Muove da qui l’esposizione del docente e saggista Alessandro Barbera, scopritore nel 1978 della lapide “barese” di Ricci e relatore della conferenza a lui dedicata – “Berto Ricci, il poeta armato de L’Universale”-, introdotta dal giornalista Michele De Feudis e svoltasi l’altra sera nei locali della libreria “La Terra di Thule” di Bari. Un’occasione per ripercorrere il pensiero, la vita e l’opera di una delle figure più originali ed eretiche del panorama culturale italiano negli anni del Fascismo, cui Ricci aderì, sposandone lo spirito rivoluzionario, dopo un breve trascorso da anarchico. Senza fare mai mistero delle proprie libere intuizioni, tradotte su carta negli scritti per “L’Universale”, rivista da lui fondata nel 1931, e per i molti fogli, come “Il Popolo d’Italia”, cui nel tempo fu chiamato a collaborare. “Ricci – argomenta Barbera – promosse l’idea di impero, da declinarsi qui non all’americana o all’inglese, cioè come una aggressione economica destinata alla sottomissione dei popoli, ma come una fecondazione positiva ispirata dal genio italiano”. Coerentemente, non risparmiò attacchi al nazionalismo sciovinista, al capitalismo materialista, al vuoto formalismo religioso, al razzismo nazista di cui non fu mai latore.
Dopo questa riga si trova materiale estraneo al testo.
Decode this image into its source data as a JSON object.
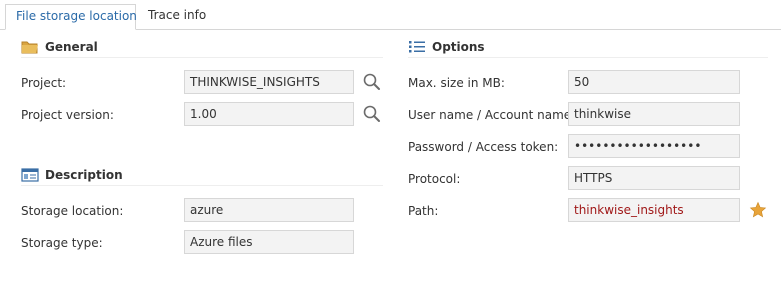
{
  "tabs": [
    {
      "label": "File storage location",
      "active": true
    },
    {
      "label": "Trace info",
      "active": false
    }
  ],
  "general": {
    "title": "General",
    "fields": [
      {
        "label": "Project:",
        "value": "THINKWISE_INSIGHTS"
      },
      {
        "label": "Project version:",
        "value": "1.00"
      }
    ]
  },
  "description": {
    "title": "Description",
    "fields": [
      {
        "label": "Storage location:",
        "value": "azure"
      },
      {
        "label": "Storage type:",
        "value": "Azure files"
      }
    ]
  },
  "options": {
    "title": "Options",
    "fields": [
      {
        "label": "Max. size in MB:",
        "value": "50"
      },
      {
        "label": "User name / Account name:",
        "value": "thinkwise"
      },
      {
        "label": "Password / Access token:",
        "value": "••••••••••••••••••"
      },
      {
        "label": "Protocol:",
        "value": "HTTPS"
      },
      {
        "label": "Path:",
        "value": "thinkwise_insights"
      }
    ]
  },
  "icons": {
    "general": "folder-icon",
    "description": "id-card-icon",
    "options": "list-icon",
    "lookup": "search-icon",
    "favorite": "star-icon"
  },
  "colors": {
    "active_tab_text": "#2a6aa8",
    "mandatory_text": "#a01818",
    "field_bg": "#f3f3f3",
    "star": "#e8a43a"
  }
}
Non mancarono nemmeno aperture al comunismo sovietico, apprezzato non certo nei contenuti bensì nella trascinante spinta rivoluzionaria. A far da sfondo a tale vocazione da “bastian contrario”, la dignità di un vita spartana e la preghiera, rivolta insistentemente a Mussolini, nel 1938 e nel 1941, di farsi inviare a combattere in prima linea per allineare, con rigore, pensiero ed azione.

“Berto Ricci – conclude De Feudis – è uno dei pochissimi scrittori e poeti di rilievo nazionale sepolti a Bari, nel silenzio collettivo. È arrivato il momento affinché una figura di tale livello venga ricordata attraverso un atto tangibile: una targa, l’intitolazione di una strada o un convegno di studi”

* Pubblicato su “La Gazzetta del Mezzogiorno”

 Ps. Qualche ulteriore notazione in calce all’articolo.  In queste settimane si è parlato moltissimo delle leggi razziali introdotte in Italia dal governo fascista nel 1938. Ebbene, Berto Ricci – per quanto favorevole ad una alleanza strategica con la Germania nazista – non fu mai un sostenitore dei concetti di razzismo biologico e di superiorità morfologica. Al contrario, li avversò decisamente. Non c’è quindi traccia del Nostro su quelle riviste, come “La Difesa della razza”, che si fecero megafono del nuovo corso. Ben altre furono le firme che, felicemente, sposarono la causa razziale ingaggiano una vera e propria battaglia intellettuale in sua difesa. Qualche nome? Amintore Fanfani, Aldo Moro, Giorgio Bocca. Cioè tutti i futuri maestri della tolleranza, del moderatismo e dell’antifascismo cui, obiettivamente, bisogna riconoscere il merito di aver saputo ricostruire la propria verginità con grande destrezza e disinvoltura. Le posizioni di Ricci, oltre a dimostrare la falsità dell’idea di un regime idealmente “monolitico” in cui tutti, dai soldati ai giornalisti, obbedivano agli input governativi, rilanciano la necessità di riesaminare, con mente libera e aperta, la storia di quegli anni. Senza cedere alla tentazione del comodo silenzio, lo stesso cui è stato condannato Ricci anche e soprattutto da coloro che avrebbero dovuto promuoverne le idee e l’opera.